Free markets can still feed the world … Nicolas Sarkozy, France's president, has rightly identified food price volatility as a priority for his country as it chairs the Group of 20 leading economies this year … With food accounting for a large and volatile share of tight family budgets in the poorest countries, rising prices are re-emerging as a threat to global growth and social stability. When prices of staples soar, the poor bear the brunt. Without global action, people in poor countries will be deprived of adequate and nutritious food, with tragic consequences for individuals and for the future prosperity of their countries. The G20 should agree to put food first – because food is the essence of life, and because practical action by the G20 could help make a real difference to hundreds of millions of people. – Financial Times
Dominant Social Theme: By empowering governments we accommodate freedom and provide as much food as necessary.
Free-Market Analysis: This editorial that just appeared in the Financial Times by World Bank president Robert Zoellick (above left) makes the case that the G20 ought to do more to ensure that people around the world do not suffer from food insecurity. It is actually a perfect example of an elite, fear-based mechanism at work. By creating nation-states, encouraging ethnic rivalries and generally stirring the pot, the Anglosphere has ensured a level of simmering chaos that makes it difficult if not impossible for certain societies to feed themselves on a regular basis. Africa's nation-states obviously come to mind.
Having helped trigger the food-crisis, the Anglosphere is now beginning to make fixing it a priority. But as with so many other endeavors (when it comes to the Anglo-American axis), one has to approach the concept of "fixing" with some trepidation. The axis deals in dominant social themes designed to frighten people into giving up wealth and power to internationalist institutions. Global warming was one-such meme – and we have long been on record as pointing out that global warming was logically supposed to trigger water and food scarcity memes. These elite promotions tend to work as narratives, leading to the observer logically from one point to another.
Right on schedule, then, the food-scarcity promotion is being rolled out. The only trouble is, as we have also pointed out, the global warming theme lies in ruins. Thus the elite is in a position of unveiling its food and water scarcity promotions without the justification of global warming. This is a big problem and we believe it has made it far more difficult to advertise these secondary messages.

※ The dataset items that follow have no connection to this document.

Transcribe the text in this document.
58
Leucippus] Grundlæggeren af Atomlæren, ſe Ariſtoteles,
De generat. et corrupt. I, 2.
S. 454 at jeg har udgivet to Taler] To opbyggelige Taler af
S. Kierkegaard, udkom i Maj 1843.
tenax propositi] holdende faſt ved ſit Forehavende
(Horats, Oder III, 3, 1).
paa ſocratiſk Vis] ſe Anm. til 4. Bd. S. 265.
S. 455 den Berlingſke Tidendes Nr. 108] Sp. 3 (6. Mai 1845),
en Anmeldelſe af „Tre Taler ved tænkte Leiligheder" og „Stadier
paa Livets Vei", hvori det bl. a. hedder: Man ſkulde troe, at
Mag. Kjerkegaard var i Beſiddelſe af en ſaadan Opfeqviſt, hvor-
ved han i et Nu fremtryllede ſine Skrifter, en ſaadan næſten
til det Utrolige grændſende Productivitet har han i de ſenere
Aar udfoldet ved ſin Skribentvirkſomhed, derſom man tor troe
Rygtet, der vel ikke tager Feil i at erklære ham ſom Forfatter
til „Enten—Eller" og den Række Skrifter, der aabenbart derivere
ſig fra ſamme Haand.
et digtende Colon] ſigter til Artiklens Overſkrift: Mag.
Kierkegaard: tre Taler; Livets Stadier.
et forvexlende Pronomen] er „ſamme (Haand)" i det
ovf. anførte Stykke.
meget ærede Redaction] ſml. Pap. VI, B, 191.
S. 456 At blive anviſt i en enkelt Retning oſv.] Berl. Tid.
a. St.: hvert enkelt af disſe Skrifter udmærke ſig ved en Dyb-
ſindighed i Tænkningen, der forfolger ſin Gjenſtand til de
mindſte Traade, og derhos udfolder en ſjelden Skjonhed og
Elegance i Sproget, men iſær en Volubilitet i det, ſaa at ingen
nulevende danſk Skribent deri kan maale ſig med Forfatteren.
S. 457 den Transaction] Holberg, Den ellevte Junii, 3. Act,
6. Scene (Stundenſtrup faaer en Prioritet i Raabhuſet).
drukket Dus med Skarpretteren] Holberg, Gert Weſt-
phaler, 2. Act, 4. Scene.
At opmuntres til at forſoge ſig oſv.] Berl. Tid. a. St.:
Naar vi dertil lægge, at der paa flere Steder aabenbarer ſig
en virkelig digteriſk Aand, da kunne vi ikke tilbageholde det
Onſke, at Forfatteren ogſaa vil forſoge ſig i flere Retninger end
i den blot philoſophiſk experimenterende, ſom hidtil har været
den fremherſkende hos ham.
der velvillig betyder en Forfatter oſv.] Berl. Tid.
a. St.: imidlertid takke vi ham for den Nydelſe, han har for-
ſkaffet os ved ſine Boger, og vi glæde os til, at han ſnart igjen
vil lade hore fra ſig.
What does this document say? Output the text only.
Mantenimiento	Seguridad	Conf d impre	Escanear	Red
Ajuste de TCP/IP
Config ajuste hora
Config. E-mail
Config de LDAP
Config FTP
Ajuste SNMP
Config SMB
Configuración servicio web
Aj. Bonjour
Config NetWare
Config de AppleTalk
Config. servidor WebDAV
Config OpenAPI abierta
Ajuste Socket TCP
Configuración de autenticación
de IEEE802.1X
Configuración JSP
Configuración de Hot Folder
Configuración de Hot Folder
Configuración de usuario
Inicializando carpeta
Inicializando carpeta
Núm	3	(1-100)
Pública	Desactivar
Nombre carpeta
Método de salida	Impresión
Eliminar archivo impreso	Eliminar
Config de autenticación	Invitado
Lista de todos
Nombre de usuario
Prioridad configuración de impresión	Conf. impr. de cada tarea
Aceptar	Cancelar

Nonetheless, these promotions roll on. The idea is to continually centralize every human endeavor, and Zoellick's message certainly encourages the trend. We would not expect anything less from the head of the World Bank. This organization (like the IMF, the BIS and the UN itself) masquerades as a free-market entity but it is nothing of the sort.
We have analyzed the "tag team" of the World Bank and the IMF previously. The World Bank loans money to corrupt governments that loot or squander the funds and then the IMF comes in and insists on an "austerity program" of higher taxes and lower government spending to ensure the loans are paid back. We explained it this way in our article "Elite Eye on Africa."
The World Bank is obviously an important agency of the Anglo-American power elite; its headquarters are in Washington DC, and it was created about the same time as the International Monetary Fund in the mid-1940s. The two groups seemingly work in tandem. … The World Bank has been constructed to make loans, and does so mostly to developing countries. These are countries that may need infrastructure and other large projects and the World Bank makes funds available, presumably at low interest rates [before the IMF steps forward with ruinous repayment terms.] … The "tag-team" mechanism of the World Bank and IMF seems to work to the advantage of the Anglosphere.
https://thedailybell.com/1538/Elite-Eye-on-Africa
In his article, Zoellick calls for many fairly bureaucratic remedies for food insecurity. Here is a list:
• Increase public access to information on the quality and quantity of grain stocks.
• Improve long-range weather forecasting and monitoring, especially in Africa.
• Deepen understanding of the relationship between international prices and local prices in poor countries.
• Establish small regional humanitarian reserves in disaster-prone, infrastructure-poor areas.
• Agree on a code of conduct to exempt humanitarian food aid from export bans.
• Ensure effective social safety nets.
• Give countries access to fast-disbursing support as an alternative to export bans or price fixing.
• Develop a robust menu of other risk management products.
• Help smallholder farmers become a bigger part of the solution to food security.
Each one of the above points seems to have a solution featuring some aspect of the World Bank or G20. While the article mentions the free-market in its title, Zoellick obviously distrusts its workings. Instead, he calls on the G20 to take steps to secure the world's food supply; then he mentions the World Bank and various associated elements. Apparently he sees the World Bank as expanding its brief into global food supplies.
The elite is in the business of creating fear-based promotions. But such themes are not merely propaganda. If the World Bank under G20 aegis is empowered to help manage world food supplies, we would anticipate the situation would more likely worsen than improve.